Small groups of people are not always committees. Committees rarely accomplish anything.

Small groups of committed people are the ones who change the world.

Steve knows when to get out of the way and when to block the way. That much is obvious to anyone with eyes good enough to see things in original terms and not just according to the patterns that exist in other companies. Apple isn’t just any company.

Tim Cook and Jony Ive and the rest kicked some serious ass when Steve wasn’t there. I’m guessing they each knew first hand when Steve got out of their way and when Steve blocked their way.

It doesn’t take a genius to see any of this nor does it take an Apple insider. It just takes someone who appreciates the tabula rasa.

I just wonder why more people out there don’t see it.

Probably because they’re too busy seeing “how it is”.

And why bother looking if you already know what you’re gonna see?

People Without Boundaries

There have been many instances of push-pull, emotions lately. Happy on the one hand, in times where people might say I’m being honorable or “saintly”, but just as much (if not more) push to negatives and what-ifs and bitterness for what I am lacking that other people have.

I am not so honorable that I can keep to the sunny side of things all the time, and the accident, the pain, the recuperation, the too-soon exit from my disability interval, the headache that I’ve had nearly 24/7 since August of 2006 (yes, that would be 22 months. 1 headache. sometimes light, but mostly intensely painful, from dull ugly pain thumping and wretched to exquisite sharpness, all pins and knives. Variations on a theme: Pain.

Today there are ugly posts all around the internet with people throwing nasty, impersonal, callous, cruel comments—seemingly in passing—with no disregard for the humanity involved. What was the subject? The health of Steve Jobs.

This brings back memories of my hateful ex sister-in-law who made fun of Allen’s appearance about 6 months before he died. I wrote about it almost exactly five years to today.

Now, I had my very first email account in 1982. August of 1982. I was a freshman at Carnegie Mellon, and everyone on campus got one. Along with the email address came a specific context: the only other people to send email to—with a few exceptions—were fellow students, people you’d see nearly every day. This had the effect of making email something personal, something of an additional avenue of communication and quite the opposite of a tool that set enough distance between you and another person that you could feel free to be as profoundly inhuman as people are today.

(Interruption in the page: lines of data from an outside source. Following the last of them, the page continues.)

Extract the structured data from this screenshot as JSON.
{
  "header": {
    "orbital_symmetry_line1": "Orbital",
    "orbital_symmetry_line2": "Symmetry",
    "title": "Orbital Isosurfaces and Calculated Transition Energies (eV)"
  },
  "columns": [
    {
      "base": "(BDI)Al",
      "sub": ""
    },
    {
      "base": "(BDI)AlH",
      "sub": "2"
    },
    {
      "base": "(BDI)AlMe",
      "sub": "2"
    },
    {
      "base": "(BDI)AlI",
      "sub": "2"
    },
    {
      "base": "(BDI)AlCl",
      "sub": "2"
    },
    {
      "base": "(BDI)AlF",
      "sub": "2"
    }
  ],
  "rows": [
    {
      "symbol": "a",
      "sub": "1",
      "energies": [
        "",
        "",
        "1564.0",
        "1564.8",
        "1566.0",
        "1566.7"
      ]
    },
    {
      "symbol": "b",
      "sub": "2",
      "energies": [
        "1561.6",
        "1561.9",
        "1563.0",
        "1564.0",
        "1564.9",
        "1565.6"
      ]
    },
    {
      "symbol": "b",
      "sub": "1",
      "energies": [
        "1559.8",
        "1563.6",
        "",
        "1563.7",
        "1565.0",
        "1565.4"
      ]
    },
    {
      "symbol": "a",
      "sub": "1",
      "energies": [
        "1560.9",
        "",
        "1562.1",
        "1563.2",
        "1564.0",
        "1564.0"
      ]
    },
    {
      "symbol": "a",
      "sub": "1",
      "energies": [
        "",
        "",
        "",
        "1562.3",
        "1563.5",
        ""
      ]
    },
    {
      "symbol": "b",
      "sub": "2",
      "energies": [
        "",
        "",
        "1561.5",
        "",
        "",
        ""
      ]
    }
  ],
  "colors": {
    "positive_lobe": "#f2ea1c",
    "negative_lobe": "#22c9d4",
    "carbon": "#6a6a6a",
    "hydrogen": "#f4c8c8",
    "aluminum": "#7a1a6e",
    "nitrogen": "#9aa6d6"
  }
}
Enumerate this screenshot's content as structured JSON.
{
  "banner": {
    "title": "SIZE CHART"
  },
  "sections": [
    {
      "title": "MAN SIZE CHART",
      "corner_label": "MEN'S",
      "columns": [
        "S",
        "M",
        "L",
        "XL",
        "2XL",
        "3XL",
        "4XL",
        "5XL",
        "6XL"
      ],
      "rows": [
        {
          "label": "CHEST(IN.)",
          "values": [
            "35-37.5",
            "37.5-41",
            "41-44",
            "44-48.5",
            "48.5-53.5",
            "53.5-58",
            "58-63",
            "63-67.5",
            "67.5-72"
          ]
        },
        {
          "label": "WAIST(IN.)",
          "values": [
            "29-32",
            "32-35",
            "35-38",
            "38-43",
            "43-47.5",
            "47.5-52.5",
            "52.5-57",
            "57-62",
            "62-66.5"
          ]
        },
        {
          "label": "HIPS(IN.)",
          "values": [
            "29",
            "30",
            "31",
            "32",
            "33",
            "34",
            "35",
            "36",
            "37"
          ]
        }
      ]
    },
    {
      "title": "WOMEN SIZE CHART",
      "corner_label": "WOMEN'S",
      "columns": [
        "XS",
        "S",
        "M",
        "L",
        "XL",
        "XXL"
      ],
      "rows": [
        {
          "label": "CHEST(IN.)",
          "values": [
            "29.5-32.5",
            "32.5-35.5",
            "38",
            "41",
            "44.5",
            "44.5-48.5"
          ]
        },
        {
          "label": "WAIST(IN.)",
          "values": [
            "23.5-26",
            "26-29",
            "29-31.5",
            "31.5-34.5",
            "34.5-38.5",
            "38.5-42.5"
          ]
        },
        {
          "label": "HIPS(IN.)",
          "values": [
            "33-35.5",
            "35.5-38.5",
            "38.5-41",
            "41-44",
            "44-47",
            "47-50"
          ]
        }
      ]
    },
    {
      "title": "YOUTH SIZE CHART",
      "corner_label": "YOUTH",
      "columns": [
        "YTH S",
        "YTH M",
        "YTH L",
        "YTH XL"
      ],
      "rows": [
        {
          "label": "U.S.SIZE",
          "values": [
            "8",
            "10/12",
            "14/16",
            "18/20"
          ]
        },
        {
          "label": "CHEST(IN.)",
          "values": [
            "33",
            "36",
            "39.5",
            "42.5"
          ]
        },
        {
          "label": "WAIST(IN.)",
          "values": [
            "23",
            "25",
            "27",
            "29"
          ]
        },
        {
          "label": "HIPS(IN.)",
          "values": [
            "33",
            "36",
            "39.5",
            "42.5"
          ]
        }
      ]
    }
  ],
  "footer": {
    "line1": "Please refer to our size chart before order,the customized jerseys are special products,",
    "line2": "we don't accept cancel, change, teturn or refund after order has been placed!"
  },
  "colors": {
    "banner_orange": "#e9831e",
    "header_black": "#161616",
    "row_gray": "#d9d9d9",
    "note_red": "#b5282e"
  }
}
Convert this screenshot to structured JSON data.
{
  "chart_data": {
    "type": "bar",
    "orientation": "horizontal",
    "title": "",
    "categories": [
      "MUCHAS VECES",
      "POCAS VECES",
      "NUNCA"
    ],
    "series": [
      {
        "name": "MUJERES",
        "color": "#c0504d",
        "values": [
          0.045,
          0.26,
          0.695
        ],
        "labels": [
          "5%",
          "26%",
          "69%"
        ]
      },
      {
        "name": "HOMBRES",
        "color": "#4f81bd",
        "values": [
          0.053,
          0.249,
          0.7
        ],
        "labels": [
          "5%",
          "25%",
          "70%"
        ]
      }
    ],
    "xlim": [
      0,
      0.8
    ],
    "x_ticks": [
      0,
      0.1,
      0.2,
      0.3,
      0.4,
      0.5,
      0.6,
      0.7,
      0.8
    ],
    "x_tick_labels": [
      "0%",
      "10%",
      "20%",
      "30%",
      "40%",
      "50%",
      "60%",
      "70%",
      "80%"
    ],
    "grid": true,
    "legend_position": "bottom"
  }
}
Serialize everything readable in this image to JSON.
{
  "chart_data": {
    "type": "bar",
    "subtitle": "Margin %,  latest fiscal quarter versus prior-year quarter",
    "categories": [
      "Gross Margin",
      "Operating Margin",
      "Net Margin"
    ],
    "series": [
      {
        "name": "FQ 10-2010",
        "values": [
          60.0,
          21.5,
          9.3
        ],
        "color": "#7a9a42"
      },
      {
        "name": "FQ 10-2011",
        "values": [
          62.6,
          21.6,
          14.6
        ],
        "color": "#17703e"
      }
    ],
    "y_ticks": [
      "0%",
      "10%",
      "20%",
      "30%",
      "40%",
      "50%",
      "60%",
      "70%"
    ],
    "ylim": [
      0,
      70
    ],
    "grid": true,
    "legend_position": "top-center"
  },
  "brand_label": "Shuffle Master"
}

Steve Jobs is indeed the King of Apple. Apple is a kingdom perhaps even moreso that an business. That is beside the point: there are so many people out there speculating about his health, commenting on whether they should sell AAPL because of his health!

Steve Jobs has a wife. He has kids. He surely has any number of people he calls friend, people who love him and care about him.

And there you are out there treating it like grist for the mill, juicy topics for water cooler chats. What kind of fucking freaks are you? Just because you’re typing instead of talking doesn’t give you license to cross the boundaries of good taste, sympathy, empathy, honor just to be snarky or selfish about what effects someone else’s health may have on you?

Like there’s not a dearth of intimacy in the world, people trading depth for quantity, people dropping personal boundaries for their own wants. Friends disregarding respect for you in favor of literally-cheap thrills.

Steve Jobs deserves better. We all do. The answer is not to expect less, the answer is to respect more.